Гроздинъ сдержалъ слово. На другой день онъ съ утра началъ хлопотать о выдачѣ его женѣ, Ольгѣ Александровнѣ, отдѣльнаго вида на жительство, а вечеромъ, вмѣстѣ съ Стрѣличемъ и другими, присутствовавшими на вѣнчаньи, провожалъ свою жену въ Петербургъ.
Молодежь искренно желала отъѣзжавшей счастливаго пути и успѣха, и всѣ чувствовали себя такъ, какъ будто много лѣтъ были знакомы и дружны.
Въ скоромъ времени обнаружилось, что въ усадьбѣ полковника была страшная тревога и гроза по поводу исчезновенія Ольги Александровны. Полковникъ пріѣзжалъ въ Москву, разузналъ обо всемъ совершившемся, и у Гроздина были большія непріятности съ нимъ, но онъ храбро вынесъ все. Въ этомъ нѣжномъ, съ виду неустойчивомъ, человѣкѣ оказалась, однако, большая сила характера. Какъ ни запугивалъ его полковникъ, но ничего не могъ подѣлать.
Отъ Ольги Александровны онъ получилъ изъ Петербурга извѣстіе, что ей пришлось вынести отъ опекуна еще бо́льшія огорченія, но она была неуязвима. У госпожи Гроздиной былъ законный видъ на жительство, выданный ея мужемъ; противъ этого нельзя было спорить.

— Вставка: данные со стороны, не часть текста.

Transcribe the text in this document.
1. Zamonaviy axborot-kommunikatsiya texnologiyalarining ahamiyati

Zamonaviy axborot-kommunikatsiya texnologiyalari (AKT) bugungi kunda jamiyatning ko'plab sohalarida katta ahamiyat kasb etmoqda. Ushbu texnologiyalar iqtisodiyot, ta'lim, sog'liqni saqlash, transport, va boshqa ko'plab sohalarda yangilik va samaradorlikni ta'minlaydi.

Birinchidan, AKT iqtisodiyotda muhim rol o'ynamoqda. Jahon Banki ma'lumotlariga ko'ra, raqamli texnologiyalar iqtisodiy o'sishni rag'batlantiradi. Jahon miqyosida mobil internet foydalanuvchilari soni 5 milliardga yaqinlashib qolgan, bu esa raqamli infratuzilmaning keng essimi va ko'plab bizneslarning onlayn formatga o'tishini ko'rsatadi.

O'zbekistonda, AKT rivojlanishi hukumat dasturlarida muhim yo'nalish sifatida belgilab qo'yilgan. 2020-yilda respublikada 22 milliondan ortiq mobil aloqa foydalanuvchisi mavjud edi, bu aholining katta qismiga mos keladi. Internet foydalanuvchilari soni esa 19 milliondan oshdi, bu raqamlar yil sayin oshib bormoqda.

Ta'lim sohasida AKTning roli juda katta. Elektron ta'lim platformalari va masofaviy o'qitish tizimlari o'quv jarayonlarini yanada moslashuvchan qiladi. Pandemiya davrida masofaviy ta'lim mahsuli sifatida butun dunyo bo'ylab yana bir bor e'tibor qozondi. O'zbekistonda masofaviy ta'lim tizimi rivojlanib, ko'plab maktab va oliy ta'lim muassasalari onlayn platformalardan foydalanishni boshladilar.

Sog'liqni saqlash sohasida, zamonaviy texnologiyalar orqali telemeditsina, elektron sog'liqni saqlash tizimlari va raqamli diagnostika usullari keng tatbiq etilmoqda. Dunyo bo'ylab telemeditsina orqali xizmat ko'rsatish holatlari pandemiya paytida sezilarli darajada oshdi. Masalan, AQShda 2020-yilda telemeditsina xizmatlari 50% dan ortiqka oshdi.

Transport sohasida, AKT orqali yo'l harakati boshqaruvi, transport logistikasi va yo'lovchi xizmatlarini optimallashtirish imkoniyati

И она исправно училась! Въ первое время ей очень много мѣшала необходимость добывать средства къ жизни, что ей давалось съ большимъ трудомъ. Но время сдѣлало свое дѣло: оно смягчило суровое сердце полковника, онъ наполовину примирился съ совершившимся фактомъ, и хотя еще не признавалъ брака Ольги Александровны съ Гроздинымъ, тѣмъ не менѣе сталъ помогать ей.
Лѣтъ черезъ шесть послѣ этого, въ одномъ изъ бѣдныхъ уѣздныхъ приволжскихъ городовъ, можно было встрѣтить чету Гроздиныхъ, усердно, какъ бы наперерывъ другъ передъ другомъ, работавшихъ въ лѣчебницѣ, устроенной тогда еще молодымъ и горячимъ земствомъ…
Какъ они встрѣтились и сошлись? Другіе говорили, да и они сами, кажется, такъ думали, что это была случайная встрѣча. Онъ, кончивъ свое ученіе въ Москвѣ, по какому-то дѣлу поѣхалъ въ Петербургъ и навѣстилъ ее, какъ старую знакомую. Общее дѣло сблизило ихъ. Они полюбили другъ друга.
Но такъ ли это было? Не связалъ ли ихъ тѣснѣйшими узами тотъ моментъ, когда онъ безъ оглядки пожертвовалъ для нея самымъ драгоцѣннымъ правомъ, а она приняла эту жертву? И, можетъ быть, они и сами не знали, что ихъ давно уже, съ этого самаго мгновенія, неотразимо влекло другъ къ другу.